-
Notifications
You must be signed in to change notification settings - Fork 4
43 docker deployment guide
Comprehensive guide to running Lobster AI in Docker containers for development, staging, and production environments.
- Quick Start
- Container Modes
- Configuration
- Deployment Patterns
- Volume Management
- Troubleshooting
- Production Best Practices
- Docker 20.10+ installed
- Docker Compose 2.0+ (optional, for multi-service setups)
-
.envfile configured with API keys
# 1. Clone repository
git clone https://github.com/the-omics-os/lobster.git
cd lobster
# 2. Configure API keys
cp .env.example .env
# Edit .env with your ANTHROPIC_API_KEY or AWS Bedrock credentials
# 3. Run CLI
make docker-build
make docker-run-cliYou're now running Lobster in a container!

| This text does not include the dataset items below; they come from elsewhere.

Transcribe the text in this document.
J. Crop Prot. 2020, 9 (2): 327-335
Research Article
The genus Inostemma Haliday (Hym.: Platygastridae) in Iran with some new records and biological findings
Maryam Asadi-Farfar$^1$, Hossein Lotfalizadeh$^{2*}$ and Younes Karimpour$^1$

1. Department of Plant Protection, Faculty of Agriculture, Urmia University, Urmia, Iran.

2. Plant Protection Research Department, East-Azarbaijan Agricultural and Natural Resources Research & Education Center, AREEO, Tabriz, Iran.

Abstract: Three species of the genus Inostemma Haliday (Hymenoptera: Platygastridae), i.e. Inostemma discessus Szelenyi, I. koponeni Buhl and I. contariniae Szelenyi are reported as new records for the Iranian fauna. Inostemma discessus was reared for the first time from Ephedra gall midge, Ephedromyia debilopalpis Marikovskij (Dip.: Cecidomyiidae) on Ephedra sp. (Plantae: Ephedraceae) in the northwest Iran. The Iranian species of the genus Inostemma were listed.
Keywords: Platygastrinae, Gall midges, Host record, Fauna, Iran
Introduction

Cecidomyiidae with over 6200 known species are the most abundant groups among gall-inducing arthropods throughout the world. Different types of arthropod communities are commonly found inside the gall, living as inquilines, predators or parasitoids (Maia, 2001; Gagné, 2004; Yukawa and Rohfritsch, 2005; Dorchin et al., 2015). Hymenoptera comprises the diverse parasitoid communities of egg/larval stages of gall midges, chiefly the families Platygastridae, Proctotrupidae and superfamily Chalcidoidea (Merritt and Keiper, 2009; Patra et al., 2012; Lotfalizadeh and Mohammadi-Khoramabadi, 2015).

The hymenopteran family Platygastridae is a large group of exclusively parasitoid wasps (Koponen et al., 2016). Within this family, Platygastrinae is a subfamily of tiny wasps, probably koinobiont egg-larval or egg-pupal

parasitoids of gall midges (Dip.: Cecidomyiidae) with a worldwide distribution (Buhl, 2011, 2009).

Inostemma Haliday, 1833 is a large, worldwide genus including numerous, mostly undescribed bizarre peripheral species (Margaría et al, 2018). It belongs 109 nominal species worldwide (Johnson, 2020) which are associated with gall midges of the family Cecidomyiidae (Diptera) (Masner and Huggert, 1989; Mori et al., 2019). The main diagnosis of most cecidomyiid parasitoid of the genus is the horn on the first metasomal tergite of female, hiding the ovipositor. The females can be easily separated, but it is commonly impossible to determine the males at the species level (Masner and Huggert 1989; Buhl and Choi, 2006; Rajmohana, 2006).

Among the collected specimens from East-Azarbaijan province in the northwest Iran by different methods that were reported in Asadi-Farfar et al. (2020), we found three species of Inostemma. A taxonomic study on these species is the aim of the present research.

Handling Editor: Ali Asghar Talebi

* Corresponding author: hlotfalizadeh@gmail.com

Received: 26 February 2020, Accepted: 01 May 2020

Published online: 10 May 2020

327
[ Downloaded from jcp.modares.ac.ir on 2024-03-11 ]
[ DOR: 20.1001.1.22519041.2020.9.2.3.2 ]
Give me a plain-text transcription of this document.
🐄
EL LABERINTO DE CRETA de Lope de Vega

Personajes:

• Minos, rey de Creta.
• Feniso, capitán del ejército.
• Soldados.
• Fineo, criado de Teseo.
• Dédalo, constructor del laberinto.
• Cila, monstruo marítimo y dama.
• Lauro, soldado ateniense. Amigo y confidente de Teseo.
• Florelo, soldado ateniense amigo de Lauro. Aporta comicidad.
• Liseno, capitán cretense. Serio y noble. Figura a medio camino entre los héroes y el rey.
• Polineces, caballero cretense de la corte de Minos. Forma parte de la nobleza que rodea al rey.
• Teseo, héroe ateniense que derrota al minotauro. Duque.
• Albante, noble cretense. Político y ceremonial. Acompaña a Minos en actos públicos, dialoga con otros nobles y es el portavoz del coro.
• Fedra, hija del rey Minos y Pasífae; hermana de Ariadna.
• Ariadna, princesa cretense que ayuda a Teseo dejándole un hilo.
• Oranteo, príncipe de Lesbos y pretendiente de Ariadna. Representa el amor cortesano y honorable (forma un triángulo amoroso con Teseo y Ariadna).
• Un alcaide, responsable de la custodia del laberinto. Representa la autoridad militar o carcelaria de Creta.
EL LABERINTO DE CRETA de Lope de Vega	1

Lobster supports two Docker deployment modes:
Use case: Interactive analysis, local development, automation scripts
# Interactive chat mode
docker run -it --rm \
--env-file .env \
-v $(pwd)/data:/app/data \
omicsos/lobster:latest chat
# Single query mode (automation)
docker run --rm \
--env-file .env \
-v $(pwd)/data:/app/data \
omicsos/lobster:latest query "download GSE12345"
# Show help
docker run --rm omicsos/lobster:latest --helpUse case: Web service, API access, cloud deployments
# Run server
docker run -d \
--name lobster-api \
-p 8000:8000 \
--env-file .env \
-v $(pwd)/data:/app/data \
omicsos/lobster:server
# Check health
curl http://localhost:8000/health
# Stop server
docker stop lobster-apiRequired variables (choose ONE LLM provider):
# Option 1: Claude API
ANTHROPIC_API_KEY=sk-ant-api03-your-key
# Option 2: AWS Bedrock
AWS_BEDROCK_ACCESS_KEY=AKIA...
AWS_BEDROCK_SECRET_ACCESS_KEY=your-secret-keyOptional variables:
# Enhanced literature search
NCBI_API_KEY=your-ncbi-key
# Cloud mode
LOBSTER_CLOUD_KEY=your-cloud-api-key
# Server settings (for FastAPI mode)
PORT=8000
HOST=0.0.0.0
DEBUG=False
# Data processing
LOBSTER_MAX_FILE_SIZE_MB=500# Create from template
cp .env.example .env
# Edit with your editor
nano .env # or vim, code, etc.Security Note: Never commit .env files to version control!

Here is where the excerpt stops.